PS 93-171 - Analysis of the struck situation of coastal habitat in Matsukawa bay Wildlife Park by the tsunami disaster in Eastern Japan using time series satellite observation image

Friday, August 12, 2011
Exhibit Hall 3, Austin Convention Center
Hideki Hashiba, Department of Civil Engineering, College of Science and Technology, Nihon University,, Tokyo, Japan
Background/Question/Methods

The earthquake and tsunami that occurred on March 11, 2011 affected the whole of Eastern Japan. Damage caused by the tsunami was extensive. Many environmental elements, such as tidal flats and pine forests, which were typically found on the coastal plain and in the Matsukawa Bay Wildlife Park that stretched from Miyagi Prefecture to Fukushima Prefecture, received the extensive damage from the tsunami.
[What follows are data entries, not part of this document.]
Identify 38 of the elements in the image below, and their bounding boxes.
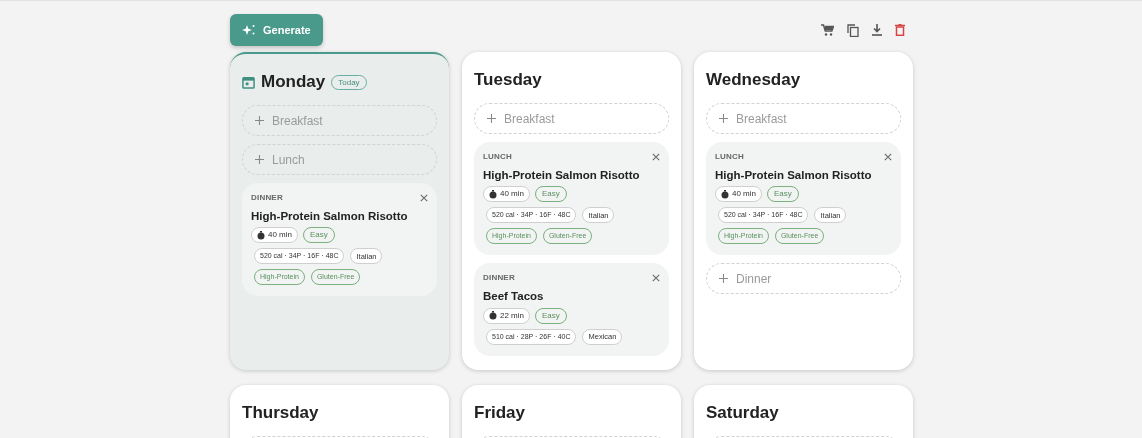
meal-type-label: LUNCH [715,151,744,163]
close-icon[interactable] [884,153,892,161]
meal-type-label: DINNER [251,192,283,204]
plus-icon [719,114,728,123]
calendar-icon [242,75,255,89]
day-title: Tuesday [474,69,542,92]
copy-icon[interactable] [847,23,859,37]
plus-icon [719,274,728,284]
day-title: Thursday [242,402,319,425]
stopwatch-icon [257,230,265,240]
stopwatch-icon [489,189,497,199]
time-chip: 40 min [483,186,530,203]
meal-type-label: DINNER [483,272,515,285]
time-chip: 22 min [483,307,530,324]
stopwatch-icon [721,189,729,199]
day-title: Saturday [706,402,779,425]
close-icon[interactable] [652,153,660,161]
meal-type-label: LUNCH [483,151,512,163]
download-icon[interactable] [872,24,882,36]
cart-icon[interactable] [821,24,834,36]
day-title: Wednesday [706,69,801,92]
sparkles-icon [242,24,256,36]
day-title: Monday [261,71,326,94]
close-icon[interactable] [420,194,428,202]
stopwatch-icon [489,311,497,321]
generate-button[interactable]: Generate [230,14,323,46]
plus-icon [255,155,264,164]
trash-icon[interactable] [895,24,905,36]
time-chip: 40 min [715,186,762,203]
meal-title: High-Protein Salmon Risotto [483,168,641,183]
meal-title: High-Protein Salmon Risotto [715,168,873,183]
plus-icon [255,116,264,125]
close-icon[interactable] [652,274,660,283]
time-chip: 40 min [251,227,298,244]
day-title: Friday [474,402,526,425]
meal-title: Beef Tacos [483,289,545,304]
meal-title: High-Protein Salmon Risotto [251,209,409,224]
plus-icon [487,114,496,123]
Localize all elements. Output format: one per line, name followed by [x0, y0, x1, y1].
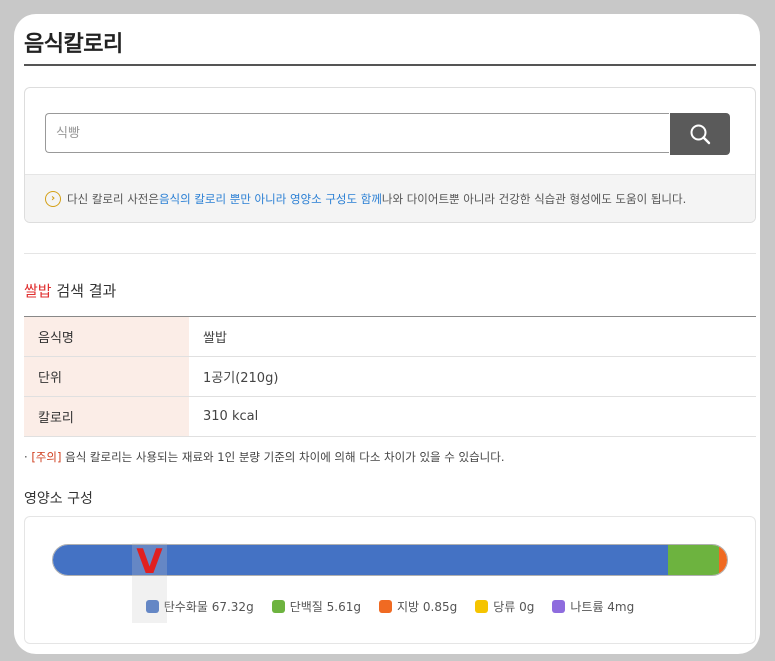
- legend-label: 탄수화물 67.32g: [163, 600, 254, 614]
- results-heading: 쌀밥 검색 결과: [24, 280, 116, 301]
- legend-label: 나트륨 4mg: [570, 600, 635, 614]
- sugar-swatch: [475, 600, 489, 613]
- notice-tag: [주의]: [31, 450, 62, 464]
- legend-label: 단백질 5.61g: [289, 600, 361, 614]
- section-divider: [24, 253, 756, 254]
- unit-value: 1공기(210g): [189, 356, 756, 397]
- info-text-suffix: 나와 다이어트뿐 아니라 건강한 식습관 형성에도 도움이 됩니다.: [381, 191, 687, 206]
- legend-item-fat: 지방 0.85g: [378, 598, 458, 615]
- info-text-highlight: 음식의 칼로리 뿐만 아니라 영양소 구성도 함께: [158, 191, 382, 206]
- chevron-right-icon: ›: [45, 190, 61, 207]
- result-table: 음식명 쌀밥 단위 1공기(210g) 칼로리 310 kcal: [24, 316, 756, 437]
- results-heading-text: 검색 결과: [51, 282, 117, 300]
- protein-swatch: [271, 600, 285, 613]
- search-panel: › 다신 칼로리 사전은 음식의 칼로리 뿐만 아니라 영양소 구성도 함께 나…: [24, 87, 756, 223]
- title-divider: [24, 64, 756, 66]
- page-title: 음식칼로리: [24, 32, 123, 57]
- nutrition-heading: 영양소 구성: [24, 491, 93, 507]
- calorie-value: 310 kcal: [189, 396, 756, 437]
- search-input[interactable]: [45, 113, 669, 153]
- info-bar: › 다신 칼로리 사전은 음식의 칼로리 뿐만 아니라 영양소 구성도 함께 나…: [25, 174, 755, 222]
- table-row: 음식명 쌀밥: [24, 316, 756, 357]
- fat-swatch: [378, 600, 392, 613]
- food-name-value: 쌀밥: [189, 316, 756, 357]
- legend-item-sodium: 나트륨 4mg: [552, 598, 634, 615]
- food-name-label: 음식명: [24, 316, 189, 357]
- check-mark: V: [136, 542, 163, 582]
- sodium-swatch: [552, 600, 566, 613]
- notice-text: 음식 칼로리는 사용되는 재료와 1인 분량 기준의 차이에 의해 다소 차이가…: [61, 450, 505, 464]
- food-calorie-panel: 음식칼로리 › 다신 칼로리 사전은 음식의 칼로리 뿐만 아니라 영양소 구성…: [14, 14, 760, 654]
- table-row: 단위 1공기(210g): [24, 356, 756, 397]
- search-button[interactable]: [670, 113, 730, 155]
- calorie-notice: · [주의] 음식 칼로리는 사용되는 재료와 1인 분량 기준의 차이에 의해…: [24, 449, 504, 465]
- nutrition-bar-segment: [719, 545, 727, 575]
- table-row: 칼로리 310 kcal: [24, 396, 756, 437]
- unit-label: 단위: [24, 356, 189, 397]
- legend-label: 지방 0.85g: [396, 600, 458, 614]
- nutrition-bar-segment: [667, 545, 720, 575]
- legend-item-sugar: 당류 0g: [475, 598, 534, 615]
- search-icon: [690, 124, 711, 145]
- legend-item-protein: 단백질 5.61g: [271, 598, 361, 615]
- legend-label: 당류 0g: [493, 600, 535, 614]
- calorie-label: 칼로리: [24, 396, 189, 437]
- info-text-prefix: 다신 칼로리 사전은: [67, 191, 159, 206]
- results-query: 쌀밥: [24, 282, 52, 300]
A time-series evaluation of the environmental changes to the coastal habitats in the coastal plain and to the Wildlife Park is now necessary to follow the future restoration of the natural environment. Many urgent investigations have been conducted using satellite observations following this tsunami disaster. Observation information from the Japanese ALOS satellite is especially searchable and provides broad and detailed data for the stricken region along the coastline. In the present study, satellite images were used to investigate the influence of the tsunami on the coastal habitat in the Matsukawa bay Wildlife Park in the northern part of Fukushima Prefecture and on the vegetation in the surrounding region, 12 days before, 3 days after, 8 days after and 21days after the tsunami struck. The change in characteristics of the natural environment caused by the wave strike was evaluated from these results.

Results/Conclusions

Much of the vegetation in the coastal habitat was eliminated by the tsunami, based on image classification analysis. The inland side of the Wildlife Park and the farmland surrounding the coastal habitat were extensively inundated with seawater. The seawater had a marked level of impurities from the surroundings in the tidal flat area, caused by the outflow of the soil from the inland areas, which confirmed the large range of the tsunami. The geographical features of the riverbed that flows in tidal flat were similar to those found before it was struck and appeared to have been almost restored from 8 to 21days after the tsunami struck, based on the images obtained after the impurities in the seawater of the tidal flat had decreased. Thus, some changed characteristics that will be pertinent to future environmental restoration were revealed by this time series investigation that was based on satellite observations of the vegetation distribution in the coastal habitat and the influence of the tidal flat on the bottom layer geographical features.